Acuñada entre destacados -y sin duda sufrientes- personajes de la fuente reporteril del Valle de México, la frase es un resumen de la calamidad en rebeldía y de fieles casi resignados, motivo de chacoteo también ante episodios inverosímiles, producto de la imaginación y la histeria.

"Todo pasa en Ecatepec", se dice, en un clímax que tiene en el Mexicable un elemento más de tensión, rival del comercio de sangre donde los propios policías son los principales promotores, "reporteros exclusivos" con acceso al perímetro del crimen para capturar y "subir a la red" gráficas con cadáveres todavía humeantes, desangrados, mutilados y que sin maquillaje posan para la posteridad, como la miseria hollywoodense que, como recordó el colega René Ramón, no gastó en escenarios ni en sueldos de "extras" en los pepenados paisajes de Nezahualcóyotl ("Elysium", futuro ya presente del capitalismo salvaje) con Matt Damon sometiendo a madrazos a un par de androides opresores.

Es otra vía para el cotilleo de las hordas cibernéticas, prestas a esparcir la veracidad del rumor y detallar la especie: "algo pasó...", "se especula que...". El deseo morboso se solaza ante los acontecimientos no sucedidos aún: ¡Se los dije: esa madre se iba a caer!".

"Un fantasma se pasea por San Andrés de La Cañada" (en plena sierra), y es el de Carlos Monsivais, que ahora viaja en Mexicable (o lo que es lo mismo, "el mexicano perdona todo, menos el éxito de otro", ni siquiera que lo intente).

Luego, las encuestas que, como los pronósticos de los gurús neoliberales de los últimos 34 años y su cielo en la tierra, con meticulosos cálculos geográficos y políticos se reproducen bíblicamente (ajá) en medios foráneos y domésticos, estableciendo que:

Ecatepec es un municipio del Estado de México (aquí la precisión de las coordenadas permite al foráneo intuir que es parte de un país); que su gobernador Eruviel Ávila aspira a la banda presidencial (aquí la claridad de los referentes -deseos semi ocultos y "cortesías"- determinó la superficie de las sospechas) y que, primordialmente, es un lugar muy horrible para vivir, como Naucalpan (otro municipio mexiquense, según la investigadora conclusión del tanteómetro del humor social)

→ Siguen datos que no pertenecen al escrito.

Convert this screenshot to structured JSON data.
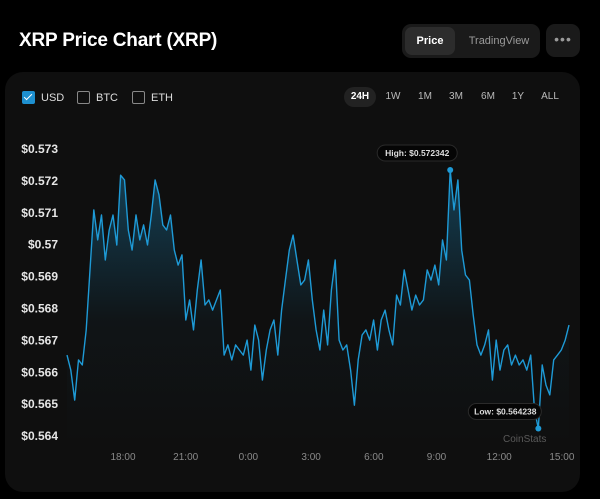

"Todo pasa por Ecatepec", se dirá ahora, anticipando no ya la suerte de la comunidad estigmatizada sino la de los "suspirantes" a Los Pinos, esperando que una o más góndolas se precipiten, o que el cerro del Ehécatl (Dios del Viento) se desgaje y arrastre, en complicidad con el infortunio inducido, a todos esos ciudadanos irritados (más de Un millón 600 mil, según el INEGI), pero principalmente a los nativos, ocupantes sexenales de casas de gobierno.

Si "todo pasa en (y por) Ecatepec", no es por la estadística económica de "la mala suerte" (en realidad ha pasado desde hace casi cinco años... ¡y lo que falta!).